The grant will help fund two Water.org programs — WaterCredit, a microfinance program that provides families with small loans to meet their water and sanitation needs, and the New Ventures Fund, which was launched in 2011 and supports the development of solutions to the global water and sanitation crisis. To date, the organization has invested $8 million in philanthropic capital in the WaterCredit program — investments that, according to Water.org, reach five to ten times as many people as a traditional grant over a ten-year period. Those funds, in turn, have leveraged $40 million in commercial capital, helping more than one million people in five countries gain access to safe water or sanitation.
The water and sanitation crisis in Bangladesh affects both rural and urban areas and stems from both water scarcity and water quality.
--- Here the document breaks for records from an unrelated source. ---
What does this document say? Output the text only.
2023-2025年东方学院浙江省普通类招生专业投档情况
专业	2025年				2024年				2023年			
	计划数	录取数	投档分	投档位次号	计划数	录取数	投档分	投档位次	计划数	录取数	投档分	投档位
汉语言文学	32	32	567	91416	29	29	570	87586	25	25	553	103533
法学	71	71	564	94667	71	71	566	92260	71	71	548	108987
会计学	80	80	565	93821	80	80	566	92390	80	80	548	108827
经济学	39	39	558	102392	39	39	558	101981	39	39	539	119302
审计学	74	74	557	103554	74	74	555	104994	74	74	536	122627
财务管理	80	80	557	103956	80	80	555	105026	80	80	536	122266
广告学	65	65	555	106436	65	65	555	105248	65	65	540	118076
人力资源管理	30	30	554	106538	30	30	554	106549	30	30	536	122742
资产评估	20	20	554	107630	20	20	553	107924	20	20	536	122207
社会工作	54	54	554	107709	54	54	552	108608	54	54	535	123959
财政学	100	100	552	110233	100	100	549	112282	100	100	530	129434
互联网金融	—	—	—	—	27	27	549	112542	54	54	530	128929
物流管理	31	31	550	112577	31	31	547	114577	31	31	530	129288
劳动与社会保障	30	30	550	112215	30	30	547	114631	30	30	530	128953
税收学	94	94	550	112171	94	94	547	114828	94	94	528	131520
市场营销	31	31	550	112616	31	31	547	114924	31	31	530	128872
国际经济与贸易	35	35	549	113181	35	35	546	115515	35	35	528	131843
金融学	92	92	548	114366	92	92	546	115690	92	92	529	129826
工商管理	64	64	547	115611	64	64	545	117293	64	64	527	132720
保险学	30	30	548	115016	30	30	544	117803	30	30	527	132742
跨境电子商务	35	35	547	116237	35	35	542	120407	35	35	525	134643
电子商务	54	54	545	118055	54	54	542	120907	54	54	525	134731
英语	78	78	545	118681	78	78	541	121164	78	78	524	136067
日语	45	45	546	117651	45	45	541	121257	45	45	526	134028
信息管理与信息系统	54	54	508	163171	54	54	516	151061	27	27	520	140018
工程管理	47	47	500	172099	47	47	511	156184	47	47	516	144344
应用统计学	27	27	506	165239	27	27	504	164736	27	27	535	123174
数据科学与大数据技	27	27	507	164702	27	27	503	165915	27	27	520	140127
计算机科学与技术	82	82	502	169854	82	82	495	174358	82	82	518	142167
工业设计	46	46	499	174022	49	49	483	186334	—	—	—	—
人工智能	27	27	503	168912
While the country has made progress in supplying safe water to its residents, severe disparities on a community-by-community basis remain, while diarrheal diseases kill more than a hundred thousand children a year.
"The IKEA Foundation's support represents the first time a corporate foundation has funded both our proven WaterCredit model as well as the design of new, innovative models through our New Ventures Fund," said Water.org co-founder and CEO Gary White. "By supporting the development of game-changing approaches, the IKEA Foundation is setting the bar for how companies can drive the critical innovation needed to end the water and sanitation crisis."
"IKEA Foundation Awards € 4.7 Million ($6.3 Million) to Water.org." Water.org Press Release 01/21/2014.